NACIONAL PALACE
This palace houses the frescoes that Diego Rivera painted, which represent more than two hundred historical figures
The epicenter of the country's political life since the Spanish Viceroyalty, the Presidential Palace is still the seat of the country's executive power, where every morning at 7 a.m. President Lopez Obrador holds an hour-and-a-half-long discussion with the press during the now-famous mañanera. Above the monumental central porch is the famous Liberty Bell, which priest Hidalgo rang for the first time in Dolores (Guanajuato state) on September 15, 1810, marking the start of the Mexican independence process. To commemorate this event, the bell is rung every year on this day at 11pm, while the current President of the Republic makes a public appearance on the balcony and launches the "Grito de Dolores". In 2010, a new exhibition space was inaugurated inside the complex: the Galería Nacional showcases institutional documents linked to the country's history.
It is here, above all, that you can see the frescoes Diego Rivera painted between 1929 and 1935, depicting more than two hundred historical figures and intended to exalt the national identity, from the glorious indigenous past to the struggles of workers and peasants reaching their peak during the Revolution.
His most important work is to be foundin the cube formed by the main staircase. On the north side of the staircase, Toltec culture is central, as representative of pre-Hispanic civilizations as a whole: the priest Quetzalcóatl teaches his people here, before being forced into exile to the east, a symbol of his predicted defeat at the hands of the Spaniards, mitigated by his rebirth as a feathered serpent.
On the central part of the staircase, dominated by the national eagle, the Spanish Conquest is represented by the capture of Tenochtitlan, and spiritual imposition takes the form of Franciscan and Dominican monks. This is followed by scenes from independent Mexico: the North American intervention of 1847; the second French intervention and the execution of Maximilian of Habsburg; the Liberal Reformation of 1857; the Revolution.

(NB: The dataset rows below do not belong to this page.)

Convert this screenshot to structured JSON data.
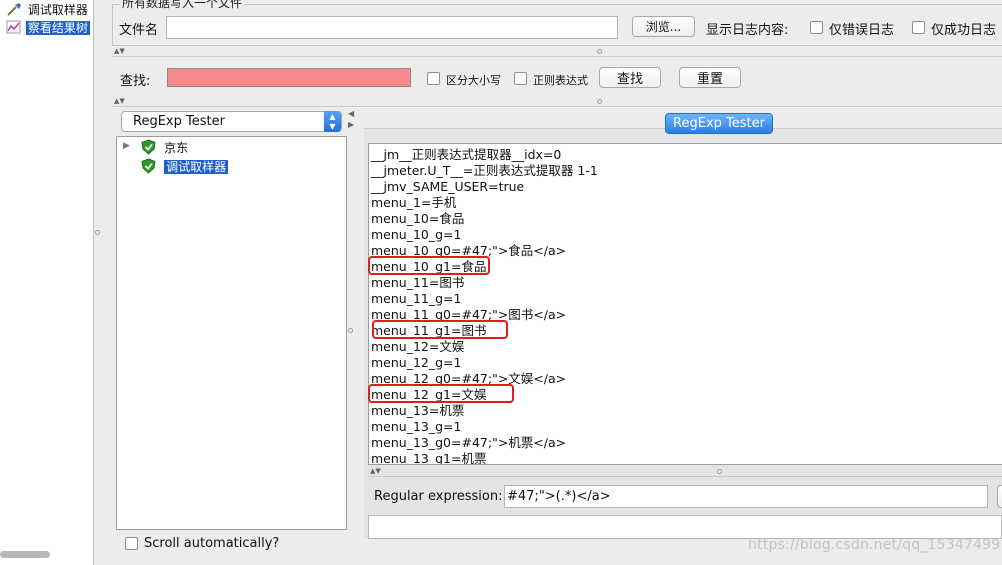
{
  "tree": {
    "items": [
      {
        "label": "调试取样器",
        "icon": "dropper-icon",
        "selected": false
      },
      {
        "label": "察看结果树",
        "icon": "chart-icon",
        "selected": true
      }
    ]
  },
  "file_group": {
    "title": "所有数据写入一个文件",
    "filename_label": "文件名",
    "filename_value": "",
    "browse_button": "浏览...",
    "log_label": "显示日志内容:",
    "errors_only": "仅错误日志",
    "success_only": "仅成功日志"
  },
  "search": {
    "label": "查找:",
    "value": "",
    "input_color": "#f58a8a",
    "case_sensitive": "区分大小写",
    "regex": "正则表达式",
    "find_button": "查找",
    "reset_button": "重置"
  },
  "renderer": {
    "selected": "RegExp Tester"
  },
  "samples": [
    {
      "label": "京东",
      "icon": "shield-check-icon",
      "selected": false,
      "expandable": true
    },
    {
      "label": "调试取样器",
      "icon": "shield-check-icon",
      "selected": true,
      "expandable": false
    }
  ],
  "scroll_auto": "Scroll automatically?",
  "tester": {
    "header": "RegExp Tester",
    "lines": [
      "__jm__正则表达式提取器__idx=0",
      "__jmeter.U_T__=正则表达式提取器 1-1",
      "__jmv_SAME_USER=true",
      "menu_1=手机",
      "menu_10=食品",
      "menu_10_g=1",
      "menu_10_g0=#47;\">食品</a>",
      "menu_10_g1=食品",
      "menu_11=图书",
      "menu_11_g=1",
      "menu_11_g0=#47;\">图书</a>",
      "menu_11_g1=图书",
      "menu_12=文娱",
      "menu_12_g=1",
      "menu_12_g0=#47;\">文娱</a>",
      "menu_12_g1=文娱",
      "menu_13=机票",
      "menu_13_g=1",
      "menu_13_g0=#47;\">机票</a>",
      "menu_13_g1=机票"
    ],
    "highlighted": [
      7,
      11,
      15
    ],
    "highlight_color": "#e31b1b",
    "regex_label": "Regular expression:",
    "regex_value": "#47;\">(.*)</a>"
  },
  "watermark": "https://blog.csdn.net/qq_15347499"
}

On the south wing of the staircase, Diego Rivera develops his favorite themes: the transition from a capitalist economy to a socialist society, where workers and peasants would take back their destiny confiscated by private ownership of the means of production, in the hands of national and international elites. Intellectual revenge against the power of the Church was symbolized by compulsory popular education for all. Under a dawning sun, Karl Marx himself shows a peasant, a worker and a soldier the ideal of equality that is the foundation of this new society.
Along the northern corridor, Rivera demonstrates his vast knowledge of pre-Hispanic cultures: the Tlatelolco market; the cultivation of cotton, cocoa, corn and the agave that produces pulque; the art of goldsmithing and featherwork; the payment of tribute in cash; the interpretation of oracles; the building of pyramids and the tracing of roads; the sacred rite of the voladores, originally from Veracruz.
The last space is located along the eastern corridor, known as "the landing of the Spaniards"; here, Rivera deals with the decadence and fall of pre-Hispanic civilizations, symbolized by miscegenation, disease, the introduction of European farm animals and a new production system characterized, among other things, by the arrival of African slaves.